Touring a Fast, Safe, and Complete(ish) Web Service in Rust. Brandur’s notes from building a high performance web service in Rust, using PostgreSQL via the Diesel ORM and the Rust actix-web framework which provides Erlang-style actors and promise-based async concurrency.
Cloud-first: Rapid webapp deployment using containers (via) The Research Software Engineering group at ICL have written a tutorial on deploying web apps as Docker containers using Azure and they use Datasette as the example application.
Charles Proxy now available on iOS (via) I didn’t think this was possible, but the Charles debugging proxy is now available for iOS. It works by setting itself up as a VPN such that all app traffic runs through it. You can also optionally turn on SSL decryption for specific hosts by installing a special certificate (which involves jumping through several hoops). It won’t work for apps that implement SSL certificate pinning but from playing with it for a few minutes it looks like most apps haven’t done that, even apps from Google. Well worth $8.99.
Baltimore Sun Public Salary Records (via) The Baltimore Sun have published an interactive search engine for public salaries of Maryland state employees, and it’s powered by Datasette! Since data journalism is one of my key use-cases for Datasette I’m incredibly excited to see this in the wild. They’ve also published the underlying source code (see the via link) which is a really nice example of how to use Datasette’s custom templates and canned query functionality.
Vega-Lite. A “high-level grammar of interactive graphics”. Part of the Vega project, which provides a mechanism for creating declarative visualizations by defining them using JSON. Vega-Lite is particularly interesting to me because it makes extremely tasteful decisions about how data should be visualized—give it some records, tell it which properties to plot on an axis and it will default to a display that makes sense for that data. The more I play with this the more impressed I am at the quality of its default settings.
March 29, 2018
Use The Index, Luke! Paging Through Results (via) The best explanation of keyset pagination I’ve seen. Keyset pagination is where instead of using OFFSET/LIMIT to return the next page of results you instead track the last seen value in the column you sort by and then return the next X results that follow it. This allows you to paginate to arbitrarily deep offsets within a table, whereas OFFSET/LIMIT requires first iterating across all preceding rows and tends to stop working well after the first few thousand results.

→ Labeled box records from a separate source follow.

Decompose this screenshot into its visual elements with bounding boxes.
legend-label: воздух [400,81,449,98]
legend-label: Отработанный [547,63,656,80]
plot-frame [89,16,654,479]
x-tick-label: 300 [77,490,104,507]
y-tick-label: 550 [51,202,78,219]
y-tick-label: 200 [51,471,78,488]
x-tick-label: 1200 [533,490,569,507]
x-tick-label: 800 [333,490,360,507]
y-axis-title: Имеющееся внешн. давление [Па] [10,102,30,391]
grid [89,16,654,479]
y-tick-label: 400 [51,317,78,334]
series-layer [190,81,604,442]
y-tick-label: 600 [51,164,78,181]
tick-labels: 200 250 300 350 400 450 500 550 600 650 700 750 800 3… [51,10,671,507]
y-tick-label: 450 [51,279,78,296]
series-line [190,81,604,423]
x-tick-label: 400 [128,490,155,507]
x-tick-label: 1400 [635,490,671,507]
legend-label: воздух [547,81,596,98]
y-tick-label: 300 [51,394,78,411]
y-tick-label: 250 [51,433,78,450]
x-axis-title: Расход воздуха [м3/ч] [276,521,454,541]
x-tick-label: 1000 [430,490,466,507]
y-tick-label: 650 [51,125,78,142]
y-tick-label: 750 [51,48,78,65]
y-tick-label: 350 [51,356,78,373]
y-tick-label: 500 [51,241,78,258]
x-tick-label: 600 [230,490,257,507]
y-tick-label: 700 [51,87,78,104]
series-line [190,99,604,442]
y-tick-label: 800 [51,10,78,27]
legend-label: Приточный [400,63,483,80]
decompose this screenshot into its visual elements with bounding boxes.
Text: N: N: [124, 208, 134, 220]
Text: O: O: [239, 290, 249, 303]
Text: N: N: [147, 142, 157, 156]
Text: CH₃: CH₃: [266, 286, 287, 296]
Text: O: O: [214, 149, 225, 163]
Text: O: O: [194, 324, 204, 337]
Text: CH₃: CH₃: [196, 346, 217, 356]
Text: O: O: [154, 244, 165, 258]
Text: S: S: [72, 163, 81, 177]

Watching companies gradually realize "blockchain is just super expensive consensus and only makes sense for untrusted counterparties" is a wild, expensive trip
The original Reddit source code, written in Lisp in 2005 (via) “If anyone’s interested, I found a hard drive in my garage with the original Reddit Lisp code from 2005. Been looking for it for years. Enjoy.”—spez
import-pypi. A devious Python 3 hack which abuses importlib.machinery to add a hook such that any time you type “import modulename” it checks to see if the module is installed and runs “pip install modulename” first if it isn’t. Intended as a joke, but if you habitually fire up temporary virtual environments for exploratory programming like I do this could actually be a neat little time-saver.